HS2 Ltd miscalculating impact on nature - Wildlife Trusts
- Published
The company building the controversial HS2 rail line has underestimated its impact on habitats and wildlife, according to a coalition of wildlife charities.
A report by the Wildlife Trusts found that HS2 Ltd had missed trees, ponds and hedgerows off maps.
It said the methodology used to calculate the impact on biodiversity of the project was "fundamentally flawed".
HS2 Ltd said the trusts' report was "not reliable".
The trusts are calling for construction to be paused and for the government to require HS2 Ltd to re-evaluate the impact construction has on nature.
The Wildlife Trusts said their investigation took a year to complete.
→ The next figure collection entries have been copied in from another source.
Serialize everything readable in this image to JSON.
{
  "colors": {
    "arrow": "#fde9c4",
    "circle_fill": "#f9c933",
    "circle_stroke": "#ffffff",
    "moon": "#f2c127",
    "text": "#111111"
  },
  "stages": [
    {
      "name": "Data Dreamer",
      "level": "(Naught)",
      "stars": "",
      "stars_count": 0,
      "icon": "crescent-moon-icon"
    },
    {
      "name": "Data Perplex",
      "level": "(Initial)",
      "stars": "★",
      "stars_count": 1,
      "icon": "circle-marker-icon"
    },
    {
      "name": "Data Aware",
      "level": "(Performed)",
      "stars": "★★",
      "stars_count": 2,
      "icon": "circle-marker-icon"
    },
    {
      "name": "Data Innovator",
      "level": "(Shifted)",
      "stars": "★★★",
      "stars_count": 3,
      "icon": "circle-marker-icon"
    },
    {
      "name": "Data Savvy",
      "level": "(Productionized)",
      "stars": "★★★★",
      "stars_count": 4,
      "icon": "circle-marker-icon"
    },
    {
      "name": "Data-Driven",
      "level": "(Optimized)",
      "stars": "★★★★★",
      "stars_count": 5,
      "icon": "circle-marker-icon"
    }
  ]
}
"In addition to the catalogue of errors when assessing the pre-existing nature, this audit found that HS2 Ltd's metric (its 'accounting tool' for assessing impacts on nature) is untested, out of date and fundamentally flawed," they said.
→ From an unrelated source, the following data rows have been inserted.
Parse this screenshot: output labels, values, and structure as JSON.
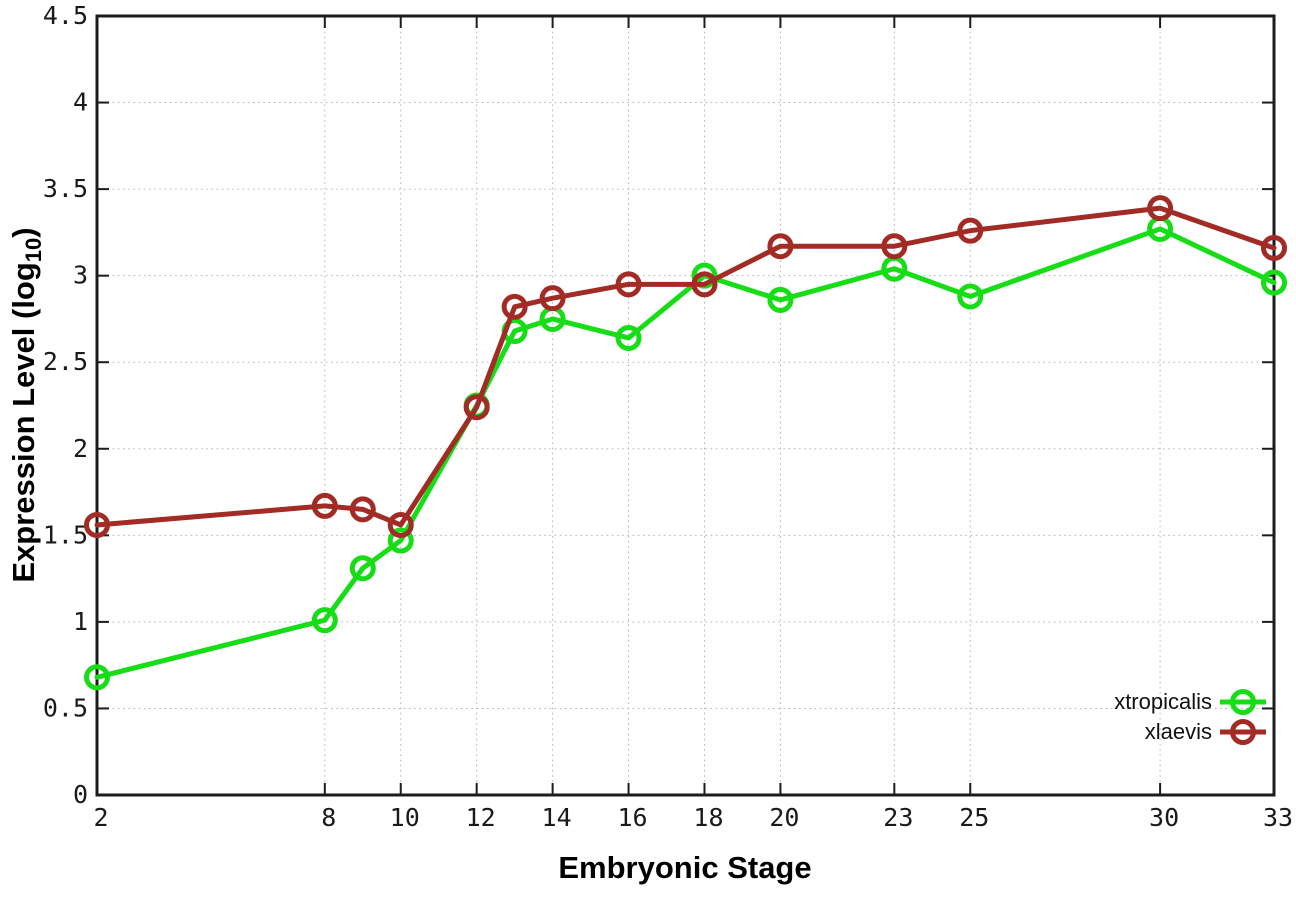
{
  "page": {
    "background": "#ffffff"
  },
  "chart_data": {
    "type": "line",
    "title": "",
    "xlabel": "Embryonic Stage",
    "ylabel": {
      "text": "Expression Level (log",
      "subscript": "10",
      "suffix": ")"
    },
    "x": [
      2,
      8,
      9,
      10,
      12,
      13,
      14,
      16,
      18,
      20,
      23,
      25,
      30,
      33
    ],
    "xticks": [
      2,
      8,
      10,
      12,
      14,
      16,
      18,
      20,
      23,
      25,
      30,
      33
    ],
    "yticks": [
      0,
      0.5,
      1,
      1.5,
      2,
      2.5,
      3,
      3.5,
      4,
      4.5
    ],
    "xlim": [
      2,
      33
    ],
    "ylim": [
      0,
      4.5
    ],
    "grid": true,
    "legend_position": "bottom-right",
    "series": [
      {
        "name": "xtropicalis",
        "color": "#17dd17",
        "marker": "open-circle",
        "values": [
          0.68,
          1.01,
          1.31,
          1.47,
          2.25,
          2.68,
          2.75,
          2.64,
          3.0,
          2.86,
          3.04,
          2.88,
          3.27,
          2.96
        ]
      },
      {
        "name": "xlaevis",
        "color": "#a32b26",
        "marker": "open-circle",
        "values": [
          1.56,
          1.67,
          1.65,
          1.56,
          2.24,
          2.82,
          2.87,
          2.95,
          2.95,
          3.17,
          3.17,
          3.26,
          3.39,
          3.16
        ]
      }
    ]
  },
  "style": {
    "grid_color": "#b5b5b5",
    "axis_color": "#1c1c1c",
    "tick_label_color": "#1a1a1a",
    "line_width": 5,
    "marker_radius": 10.5,
    "marker_stroke_width": 5
  }
}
For developers to calculate the impact of construction projects on the natural world, features like streams, hedges and woods are given values that can fit into a spreadsheet and be accounted for.
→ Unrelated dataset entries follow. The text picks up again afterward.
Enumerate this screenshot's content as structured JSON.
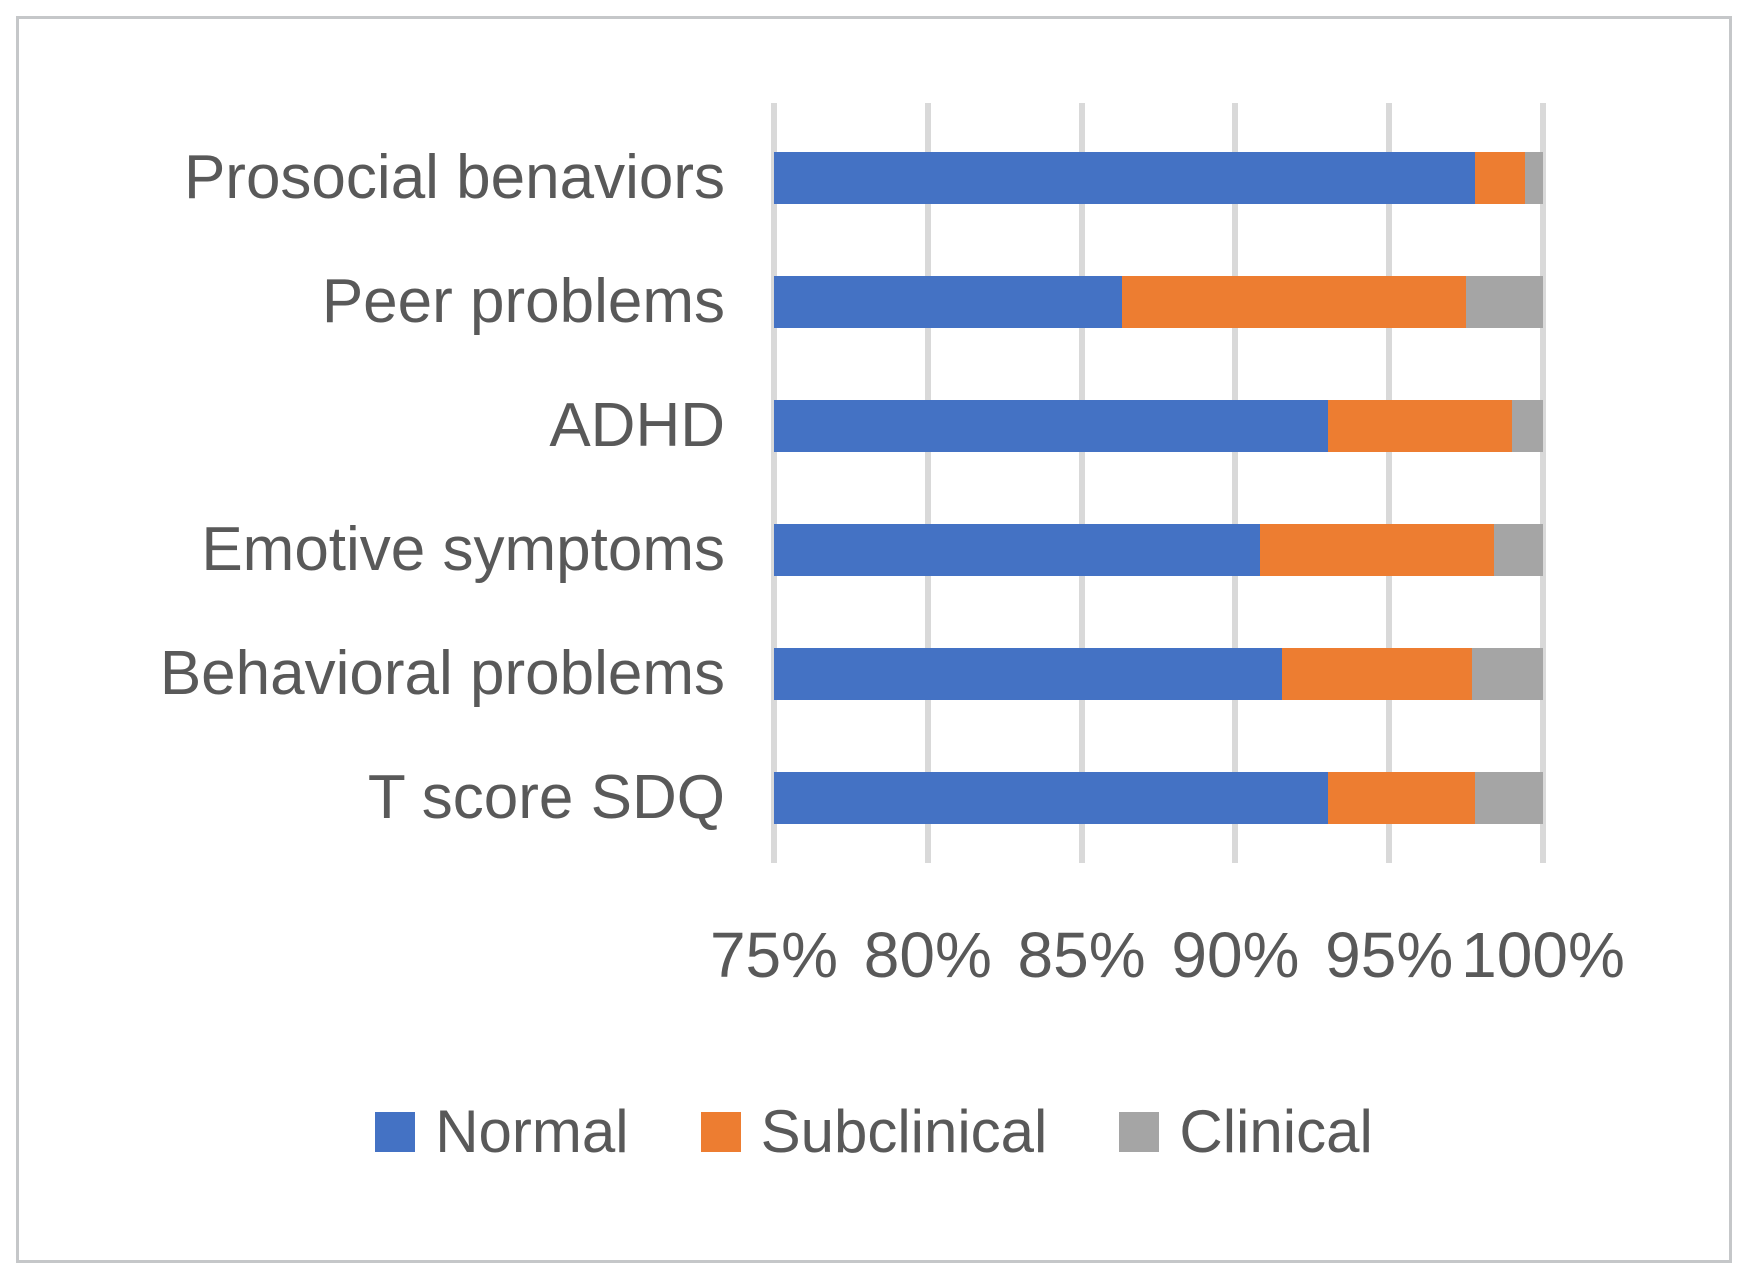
{
  "chart_data": {
    "type": "bar",
    "orientation": "horizontal",
    "stacked": true,
    "stacked_100_percent": true,
    "categories": [
      "Prosocial benaviors",
      "Peer problems",
      "ADHD",
      "Emotive symptoms",
      "Behavioral problems",
      "T score SDQ"
    ],
    "series": [
      {
        "name": "Normal",
        "color": "#4472C4",
        "values": [
          97.8,
          86.3,
          93.0,
          90.8,
          91.5,
          93.0
        ]
      },
      {
        "name": "Subclinical",
        "color": "#ED7D31",
        "values": [
          1.6,
          11.2,
          6.0,
          7.6,
          6.2,
          4.8
        ]
      },
      {
        "name": "Clinical",
        "color": "#A5A5A5",
        "values": [
          0.6,
          2.5,
          1.0,
          1.6,
          2.3,
          2.2
        ]
      }
    ],
    "xlim": [
      75,
      100
    ],
    "x_tick_values": [
      75,
      80,
      85,
      90,
      95,
      100
    ],
    "x_tick_labels": [
      "75%",
      "80%",
      "85%",
      "90%",
      "95%",
      "100%"
    ],
    "grid": true,
    "legend_position": "bottom",
    "title": "",
    "xlabel": "",
    "ylabel": ""
  },
  "colors": {
    "gridline": "#d9d9d9",
    "text": "#595959",
    "frame_border": "#c5c7c9",
    "background": "#ffffff"
  }
}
The trusts' report said that mature hedgerows which "provide berries, shelter and nesting places for wildlife" had been given "a lower nature value than the new hedgerows" that HS2 Ltd would plant. It said some watercourses, ponds and trees had been "missed out of the data".
Using HS2 Ltd's data where possible, the report found that Phase One, which covers 140 miles of track between London and the West Midlands, would cause almost eight times "more nature loss" than accounted for by HS2 Ltd's calculations.
Phase 2a between the West Midlands and Crewe would result in a 42% nature loss, compared with HS2 Ltd's prediction of 17%, according to the document.
Dr Rachel Giles from Cheshire Wildlife Trust and author of the report, said she had been shocked by the errors and discrepancies that their audit revealed.
"HS2 Ltd must stop using a deeply flawed method to calculate the value of nature affected by the construction of the route," she said. "It is astonishing that a flagship infrastructure project is able to use a metric which is untested and not fit for purpose.
"HS2 Ltd should urgently recalculate the total loss to nature, by re-evaluating existing biodiversity along the entire route whilst there is still time to change the scheme's design and delivery."
Tom Oliver, professor of applied ecology at the University of Reading, told the BBC that the report was 'hugely worrying".
He said that the methodology HS2 Ltd was using was "ten years out of date" and that the organisation was "marking its own homework".
"You can't go back in time and undo the phase one work that has happened, but for phase two the importance of these natural habitats is so great, the extra work in terms of recalculating ... seems a no-brainer."
Responding to the trusts' report, a spokesperson for HS2 Ltd said that the organisation "didn't recognise the figures" nor did it "believe them to be reliable".
"The Wildlife Trusts have undertaken limited desk research and have not accessed huge areas of land for undertaking ecological survey, in contrast to the ecologists who have compiled HS2's data," the spokesperson said.
They added that it was reviewing its assessment methodology, and intended to "align more closely with the government's biodiversity metric once it is published in the coming months".
The Trusts said that HS2 Ltd should immediately pause all construction and enabling work, and the bill that authorises the Crewe to Manchester leg of the line should be halted. It called on the company to re-map existing habitats and recalculate the impact on nature.